Knosos is the Palace of King Minos. It is situated around 5 km (3.1 miles) south-east of Heraklion and it covers an area of about 15 square kilometers. Knossos is the first important Minoan Palace of Crete. The palace is built on the hill of Kefala, between the two rivers of Vlichias and Kairatos. The first palace was built in 2000 B.C. but an earthquake in 1600 B.C. caused its complete destruction. The Minoans rebuilt it somewhere between 1600-1550 B.C. Alas, this new palace barely lasted a generation, as yet another earthquake, probably caused by the eruption of the volcano in Thira (Santorini), once again destroyed the Palace in 1500 B.C.
The palace was soon restored and used by the Achaean monarchy, around 1450-1400 B.C. Achaeans brought new customs to the people of Knosos. For instance, there is evidence that burial rituals changed, as copper weapons were found in many tombs. Around 1300 B.C. the Palace was destroyed again, this time from a fire started at the warehouses. It was never restored, until its discovery in 1900 A.D. by Arthur Evans. The archaeological site of the Palace of Knossos is divided into two parts. In the east wing the visitors can have a closer look to the workshops and the warehouses of the Minoan Period and then pass on to the west wing where the religious and royal rooms were suited and admire the famous Throne Room.
Festos is the second most important Minoan Palace found in Crete. It is situated 63 km (39 miles) southwest of Iraklion. It is thought to be the luxurious palace of Rothamanthi, brother of King Minoa. The Palace had to be built twice. The first palace was constructed in 1900 B.C. but an earthquake in 1700 B.C. destroyed it. It was restored in 1650 B.C. and expanded further. However, the new palace did not survive the devastating impact caused by the eruption of the Thira (Santorini) volcano in 1500 B.C. In general, Cretans rebuilt their palaces on top of the ruined ones, always improving them.
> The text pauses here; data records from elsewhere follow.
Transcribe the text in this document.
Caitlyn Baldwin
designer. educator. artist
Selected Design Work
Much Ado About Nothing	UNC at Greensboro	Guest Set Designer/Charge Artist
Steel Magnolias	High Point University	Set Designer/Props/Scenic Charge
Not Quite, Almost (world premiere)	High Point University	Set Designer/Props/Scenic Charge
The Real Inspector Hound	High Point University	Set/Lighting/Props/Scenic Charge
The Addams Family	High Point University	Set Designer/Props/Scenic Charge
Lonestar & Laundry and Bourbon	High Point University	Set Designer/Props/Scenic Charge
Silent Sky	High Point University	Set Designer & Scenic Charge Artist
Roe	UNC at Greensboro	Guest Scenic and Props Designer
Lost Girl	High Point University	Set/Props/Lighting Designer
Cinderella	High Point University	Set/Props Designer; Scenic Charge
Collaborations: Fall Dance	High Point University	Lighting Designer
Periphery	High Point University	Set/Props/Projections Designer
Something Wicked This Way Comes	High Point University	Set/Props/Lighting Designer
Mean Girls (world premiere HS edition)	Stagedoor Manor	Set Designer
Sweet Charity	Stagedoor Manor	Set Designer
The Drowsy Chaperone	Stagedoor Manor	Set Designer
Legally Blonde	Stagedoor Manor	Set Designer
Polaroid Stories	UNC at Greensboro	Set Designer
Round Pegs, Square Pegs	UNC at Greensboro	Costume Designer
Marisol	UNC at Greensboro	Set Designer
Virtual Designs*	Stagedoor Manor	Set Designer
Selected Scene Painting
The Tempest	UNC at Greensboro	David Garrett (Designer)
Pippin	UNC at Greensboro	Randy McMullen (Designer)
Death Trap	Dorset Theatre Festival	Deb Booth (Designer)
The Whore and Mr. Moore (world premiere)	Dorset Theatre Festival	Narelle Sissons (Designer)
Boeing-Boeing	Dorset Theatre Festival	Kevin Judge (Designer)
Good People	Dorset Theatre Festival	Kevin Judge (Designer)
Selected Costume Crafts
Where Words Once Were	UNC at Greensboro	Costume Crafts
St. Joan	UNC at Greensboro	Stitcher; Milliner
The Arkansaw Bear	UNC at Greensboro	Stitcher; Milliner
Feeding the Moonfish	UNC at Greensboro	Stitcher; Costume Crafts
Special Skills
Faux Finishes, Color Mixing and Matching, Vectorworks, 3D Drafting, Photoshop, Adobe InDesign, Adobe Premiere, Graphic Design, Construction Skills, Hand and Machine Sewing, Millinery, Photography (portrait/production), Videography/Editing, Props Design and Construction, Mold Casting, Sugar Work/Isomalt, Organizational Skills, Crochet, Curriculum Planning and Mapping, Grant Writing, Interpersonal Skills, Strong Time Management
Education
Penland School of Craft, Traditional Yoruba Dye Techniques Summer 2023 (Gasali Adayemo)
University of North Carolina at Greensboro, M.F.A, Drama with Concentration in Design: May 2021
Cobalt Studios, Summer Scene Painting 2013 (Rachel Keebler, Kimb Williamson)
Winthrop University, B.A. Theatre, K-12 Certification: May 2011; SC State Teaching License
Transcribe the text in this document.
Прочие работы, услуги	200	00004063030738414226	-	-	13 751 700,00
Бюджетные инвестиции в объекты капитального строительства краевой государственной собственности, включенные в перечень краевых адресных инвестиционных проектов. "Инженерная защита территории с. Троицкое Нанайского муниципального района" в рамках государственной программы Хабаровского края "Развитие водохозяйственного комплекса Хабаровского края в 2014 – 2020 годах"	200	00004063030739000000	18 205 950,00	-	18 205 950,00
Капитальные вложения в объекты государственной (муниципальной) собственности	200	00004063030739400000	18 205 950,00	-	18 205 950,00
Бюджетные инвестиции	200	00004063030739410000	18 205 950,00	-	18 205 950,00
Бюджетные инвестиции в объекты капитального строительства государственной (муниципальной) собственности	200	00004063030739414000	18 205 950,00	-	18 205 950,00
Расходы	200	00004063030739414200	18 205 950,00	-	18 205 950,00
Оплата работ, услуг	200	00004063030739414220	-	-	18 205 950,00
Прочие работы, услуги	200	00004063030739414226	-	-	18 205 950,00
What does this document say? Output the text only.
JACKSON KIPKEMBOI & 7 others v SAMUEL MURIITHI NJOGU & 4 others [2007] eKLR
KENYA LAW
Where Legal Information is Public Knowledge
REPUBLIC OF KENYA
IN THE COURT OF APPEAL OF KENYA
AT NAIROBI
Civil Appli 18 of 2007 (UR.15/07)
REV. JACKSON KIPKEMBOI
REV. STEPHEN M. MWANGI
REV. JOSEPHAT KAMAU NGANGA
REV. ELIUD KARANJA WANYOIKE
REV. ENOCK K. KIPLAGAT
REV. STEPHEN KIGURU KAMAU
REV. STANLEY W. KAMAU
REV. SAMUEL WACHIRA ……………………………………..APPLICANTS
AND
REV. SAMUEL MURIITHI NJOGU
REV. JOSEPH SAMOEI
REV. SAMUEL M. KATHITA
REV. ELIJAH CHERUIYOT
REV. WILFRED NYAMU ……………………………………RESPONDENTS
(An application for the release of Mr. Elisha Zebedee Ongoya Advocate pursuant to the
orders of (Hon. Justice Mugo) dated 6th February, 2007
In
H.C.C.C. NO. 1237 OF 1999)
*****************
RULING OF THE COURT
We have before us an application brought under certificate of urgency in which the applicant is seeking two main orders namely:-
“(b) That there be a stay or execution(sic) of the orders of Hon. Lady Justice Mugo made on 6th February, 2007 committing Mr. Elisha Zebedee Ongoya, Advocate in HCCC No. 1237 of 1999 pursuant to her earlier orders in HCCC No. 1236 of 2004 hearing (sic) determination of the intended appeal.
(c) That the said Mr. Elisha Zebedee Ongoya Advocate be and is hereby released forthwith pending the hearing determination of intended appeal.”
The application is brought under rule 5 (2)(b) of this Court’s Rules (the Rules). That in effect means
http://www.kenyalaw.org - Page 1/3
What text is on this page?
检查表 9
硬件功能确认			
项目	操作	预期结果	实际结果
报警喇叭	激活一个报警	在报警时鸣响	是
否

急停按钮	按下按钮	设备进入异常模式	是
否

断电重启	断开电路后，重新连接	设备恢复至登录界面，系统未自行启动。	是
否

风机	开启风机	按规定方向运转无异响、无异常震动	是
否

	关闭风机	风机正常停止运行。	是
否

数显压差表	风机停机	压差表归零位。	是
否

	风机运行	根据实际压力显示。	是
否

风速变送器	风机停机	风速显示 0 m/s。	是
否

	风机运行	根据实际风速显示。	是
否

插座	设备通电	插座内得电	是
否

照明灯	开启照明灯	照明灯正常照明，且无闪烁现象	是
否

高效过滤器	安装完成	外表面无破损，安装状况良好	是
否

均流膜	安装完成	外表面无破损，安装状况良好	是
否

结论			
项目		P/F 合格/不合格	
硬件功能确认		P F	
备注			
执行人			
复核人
Faestos is an excellent example of how Cretans used to construct their palaces and societies. It is obvious that in ancient Crete, economy was closely connected to religion, in every aspect of daily life.
Gortys or Gortina or Kortys is situated in the plateau of Messara. The city of Gortis can also be found in the Greek mythology with the names of Ellotis, Larisa and Krimnia. Homer called it Gortys. In classical times, Gortis was strong enough to choose either to become an ally with Knossos or rival it for the domination over Crete. When the Romans invaded the island, the people of Gortina became their allies. Thus, they were the only ones to survive the demolition of Crete’s most famous cities, like Knossos and Festos. Gortys became the most prominent city of Crete, regarded as the capital of the island throughout the Roman era. It was the first city in Crete to become Christian, still growing until Crete was conquered by the Arabs in 863 A.D. Later, during the Venetian era it was abandoned.
A discovery that gives us an insight to the structure of the ancient societies is that of Gortyn Laws. A scripture of legal content was found engraved in a 1.72 meter-high (5.6ft) wall in the ancient city of Gortys. Historians believe that it dates to the 5th century B.C., giving a clear view of the way this society worked. Two parts are particularly interesting. One reveals that the slaves of Gortyna where able to acquire some property under certain circumstances, something unthinkable in other cities of Greece. Another deals with the women of Gortis, who had more privileges than those in the rest of Greece. They could own and sell property, decide for themselves if they want to marry and attend the court without a guardian or other representation, rights that even the women of Athens did not have.
The Cretan climate is regarded as one of the healthiest and mildest in southern Europe. In general, temperature shifts are gradual in changing seasons. Snow covers the peaks of the mountains, but snow fall in coastal areas is very rare. In fact, snow covered parts of Fragokastelo only twice in living memory, although both times were in the last decade. During the summer, the climate is quite hot and dry.